When I had my planning session last week for these treatments, they made the mask I have to wear. (You need to wear this so that they can have a guide for where to point the radiation so it's the same each time.) They put the slab of warm wet pliable plastic over your face and shoulders and you wait for it to set and you wait for them to mark it up or whatever. They also take a CT scan, presumably to line things up, etc. Anyway, the fun part came when I was in the CT machine and started to feel panicky. I had been breathing with my nose only, so maybe that was making me light headed or maybe I was simply freaking out. The mask was warm, tight and constricting. I had my eyes closed. It was hot in there. I wanted it off.
That was not to be.
When I came out of the CT machine, the tech asked me how I was doing and I told her that I was starting to freak out. She sympathized but told me point blank that I had to keep it on for about 7 more minutes. She said she would stay by me and hold my hand for the rest of the time. Which was nice of her, and it helped. I started to breath through my mouth, as well as my nose, which also helped.
"They must use these at Gitmo," I commented, lamely. Bet she never heard that one.
When I was leaving she said that most likely my regular sessions won't be the fifteen minutes that I had the mask on during the planning session, but shorter. That was good news....
Flash-forward to today and what did the tech tell me? I'd be wearing the mask for about fifteen minutes. I groaned. She sympathized.
Her name is Erika, and she remembered me from 2007. What a sweetheart she is. I remembered her too. I also remembered Joe, who brought me in to the back where the machines are. Joe was also kind enough to let me hold onto his arm after my session because I got a little dizzy and almost tipped over (thank you big radiation machine for being there to grab hold of!)
I was surprised that today the mask was still as tight as it was last week. I thought maybe somehow it wouldn't be. Maybe it was the wet factor that made it so tight, but no, it was just as tight. When she said it would be fifteen minutes I sort of felt a bit of dread. I wondered for a moment if I could do this. Plus, before I came in, they gave me my schedule and I saw that I would be having 30 sessions. I didn't know if I could do this 30 times.
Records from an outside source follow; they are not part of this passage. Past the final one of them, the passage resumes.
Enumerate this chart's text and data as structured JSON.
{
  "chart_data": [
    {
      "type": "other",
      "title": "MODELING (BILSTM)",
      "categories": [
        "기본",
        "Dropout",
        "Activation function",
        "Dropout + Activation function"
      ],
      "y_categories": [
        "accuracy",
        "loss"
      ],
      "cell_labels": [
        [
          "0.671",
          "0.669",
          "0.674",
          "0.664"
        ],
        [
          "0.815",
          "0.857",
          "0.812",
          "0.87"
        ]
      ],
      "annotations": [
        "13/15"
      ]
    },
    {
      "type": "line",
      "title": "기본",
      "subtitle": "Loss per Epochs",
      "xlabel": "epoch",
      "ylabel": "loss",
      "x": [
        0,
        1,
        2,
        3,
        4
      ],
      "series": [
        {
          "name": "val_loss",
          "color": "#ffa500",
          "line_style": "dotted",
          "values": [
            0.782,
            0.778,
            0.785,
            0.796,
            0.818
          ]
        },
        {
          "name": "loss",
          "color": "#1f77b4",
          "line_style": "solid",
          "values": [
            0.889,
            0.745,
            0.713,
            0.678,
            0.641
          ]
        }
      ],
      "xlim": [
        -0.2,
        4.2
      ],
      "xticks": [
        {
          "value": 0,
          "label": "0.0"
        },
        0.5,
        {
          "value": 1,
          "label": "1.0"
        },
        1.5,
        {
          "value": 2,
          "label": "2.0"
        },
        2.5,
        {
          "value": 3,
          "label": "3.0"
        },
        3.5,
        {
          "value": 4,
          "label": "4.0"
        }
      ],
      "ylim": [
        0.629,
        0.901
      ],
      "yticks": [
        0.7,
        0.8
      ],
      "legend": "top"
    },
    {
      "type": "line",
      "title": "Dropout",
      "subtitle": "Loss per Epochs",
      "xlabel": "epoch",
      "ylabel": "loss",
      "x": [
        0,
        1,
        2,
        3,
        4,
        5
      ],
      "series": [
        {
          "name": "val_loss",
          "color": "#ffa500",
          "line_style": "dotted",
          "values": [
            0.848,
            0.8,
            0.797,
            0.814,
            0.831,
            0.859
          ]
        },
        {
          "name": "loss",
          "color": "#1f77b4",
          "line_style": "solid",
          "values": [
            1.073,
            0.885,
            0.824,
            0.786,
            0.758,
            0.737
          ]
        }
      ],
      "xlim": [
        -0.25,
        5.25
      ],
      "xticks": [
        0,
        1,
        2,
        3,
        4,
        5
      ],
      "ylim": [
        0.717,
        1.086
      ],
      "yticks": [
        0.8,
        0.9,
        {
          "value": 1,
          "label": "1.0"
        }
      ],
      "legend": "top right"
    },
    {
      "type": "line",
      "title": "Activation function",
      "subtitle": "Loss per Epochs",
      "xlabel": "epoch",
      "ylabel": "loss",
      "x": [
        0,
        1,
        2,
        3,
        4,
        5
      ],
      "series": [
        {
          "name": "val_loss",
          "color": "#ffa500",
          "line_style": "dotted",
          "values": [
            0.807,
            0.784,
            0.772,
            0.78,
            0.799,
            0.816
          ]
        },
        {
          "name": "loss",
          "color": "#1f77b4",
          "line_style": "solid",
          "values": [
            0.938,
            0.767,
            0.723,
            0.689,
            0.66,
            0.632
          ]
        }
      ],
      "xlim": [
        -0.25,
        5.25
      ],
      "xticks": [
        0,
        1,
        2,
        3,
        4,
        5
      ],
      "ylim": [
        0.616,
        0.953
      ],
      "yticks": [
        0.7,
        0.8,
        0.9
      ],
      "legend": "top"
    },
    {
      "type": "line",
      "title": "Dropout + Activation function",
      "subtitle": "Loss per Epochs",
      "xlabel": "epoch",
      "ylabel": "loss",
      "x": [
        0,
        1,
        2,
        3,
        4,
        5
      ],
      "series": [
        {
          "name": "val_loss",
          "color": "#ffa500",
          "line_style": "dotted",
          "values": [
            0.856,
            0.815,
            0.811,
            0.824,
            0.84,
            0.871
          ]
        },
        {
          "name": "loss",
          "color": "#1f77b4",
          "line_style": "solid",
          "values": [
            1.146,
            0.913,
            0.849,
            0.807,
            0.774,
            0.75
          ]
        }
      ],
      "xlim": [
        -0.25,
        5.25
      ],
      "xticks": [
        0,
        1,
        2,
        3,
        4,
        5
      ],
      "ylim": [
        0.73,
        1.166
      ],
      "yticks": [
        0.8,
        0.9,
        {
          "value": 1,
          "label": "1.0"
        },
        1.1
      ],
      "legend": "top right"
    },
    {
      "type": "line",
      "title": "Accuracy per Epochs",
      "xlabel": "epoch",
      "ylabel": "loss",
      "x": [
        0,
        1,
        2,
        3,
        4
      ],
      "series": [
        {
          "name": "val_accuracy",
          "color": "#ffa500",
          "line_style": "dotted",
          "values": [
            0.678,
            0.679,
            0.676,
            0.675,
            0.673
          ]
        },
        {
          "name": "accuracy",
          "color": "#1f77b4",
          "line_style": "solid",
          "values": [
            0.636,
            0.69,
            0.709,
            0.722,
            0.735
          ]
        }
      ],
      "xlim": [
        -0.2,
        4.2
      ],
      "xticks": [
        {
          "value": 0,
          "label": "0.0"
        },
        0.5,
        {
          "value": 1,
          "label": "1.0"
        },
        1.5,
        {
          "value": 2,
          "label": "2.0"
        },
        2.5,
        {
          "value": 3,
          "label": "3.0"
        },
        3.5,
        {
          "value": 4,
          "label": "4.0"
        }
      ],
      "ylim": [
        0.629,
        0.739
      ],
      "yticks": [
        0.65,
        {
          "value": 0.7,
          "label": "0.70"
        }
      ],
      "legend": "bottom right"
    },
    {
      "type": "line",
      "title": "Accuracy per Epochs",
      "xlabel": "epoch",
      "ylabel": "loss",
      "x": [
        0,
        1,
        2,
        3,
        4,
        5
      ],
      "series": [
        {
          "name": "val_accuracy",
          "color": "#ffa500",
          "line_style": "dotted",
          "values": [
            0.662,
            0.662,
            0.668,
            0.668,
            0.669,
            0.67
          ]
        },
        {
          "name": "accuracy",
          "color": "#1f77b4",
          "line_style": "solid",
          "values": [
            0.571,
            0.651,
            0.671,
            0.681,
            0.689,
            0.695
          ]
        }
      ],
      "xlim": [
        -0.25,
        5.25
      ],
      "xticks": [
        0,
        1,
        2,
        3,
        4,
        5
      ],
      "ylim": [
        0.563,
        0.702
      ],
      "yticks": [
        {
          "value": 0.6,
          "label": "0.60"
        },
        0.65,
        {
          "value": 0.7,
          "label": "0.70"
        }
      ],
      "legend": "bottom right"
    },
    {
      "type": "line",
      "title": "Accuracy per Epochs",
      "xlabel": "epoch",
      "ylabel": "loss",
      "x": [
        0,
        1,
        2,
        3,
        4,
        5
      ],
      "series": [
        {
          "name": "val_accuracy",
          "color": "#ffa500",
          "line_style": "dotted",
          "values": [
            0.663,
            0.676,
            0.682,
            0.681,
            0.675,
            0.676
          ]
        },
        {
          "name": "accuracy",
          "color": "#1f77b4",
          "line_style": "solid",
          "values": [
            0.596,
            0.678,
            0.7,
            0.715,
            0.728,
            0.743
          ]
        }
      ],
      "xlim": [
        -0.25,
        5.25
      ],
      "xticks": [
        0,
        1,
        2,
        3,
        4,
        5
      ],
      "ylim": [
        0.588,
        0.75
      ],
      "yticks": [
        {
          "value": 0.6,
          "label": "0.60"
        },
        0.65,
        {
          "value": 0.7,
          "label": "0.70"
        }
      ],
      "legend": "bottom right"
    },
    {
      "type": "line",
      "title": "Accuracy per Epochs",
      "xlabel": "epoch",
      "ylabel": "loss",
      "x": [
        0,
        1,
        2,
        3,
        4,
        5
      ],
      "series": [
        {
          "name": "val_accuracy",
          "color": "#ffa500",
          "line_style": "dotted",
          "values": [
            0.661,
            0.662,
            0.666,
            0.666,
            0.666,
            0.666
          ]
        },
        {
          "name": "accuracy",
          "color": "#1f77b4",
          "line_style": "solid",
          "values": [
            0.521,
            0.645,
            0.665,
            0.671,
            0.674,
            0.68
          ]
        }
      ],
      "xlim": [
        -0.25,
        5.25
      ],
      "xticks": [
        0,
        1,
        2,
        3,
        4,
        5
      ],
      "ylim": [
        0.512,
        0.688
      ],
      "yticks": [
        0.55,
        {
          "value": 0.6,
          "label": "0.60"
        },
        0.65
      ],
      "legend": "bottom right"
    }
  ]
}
It was super muggy in the room, which didn't help. They snapped the mask on and right away I decided to make sure I was breathing properly. Deep and with nose and mouth. They took x-rays, so I think that is why it was fifteen minutes. I hope so anyway. I think the treatment itself is eight minutes. Thankfully, I didn't freak out this time, but it still felt like heaven when they took the suffocating piece of shit off.
Sitting up from the bed, which is basically a slab of some kind of hard back breaking material, I felt a bit light-headed... thus almost falling over on my way over to get my glasses. Tomorrow I will be sure to sit on the slab upright for a little bit before I venture off.
I've decided that it wasn't as bad as I was thinking it was going to be when I first heard Erika say "fifteen minutes" and when the mask first got snapped down. For the first couple of minutes I was thinking that this is finally going to be a test. This is really going to test me in ways I haven't been tested before. But now I have decided that I am going to think about people that have really been tortured. Those human souls that didn't have sympathetic technicians administering to them while suffering tortures of the unimaginable. Compared to that, this is playtime.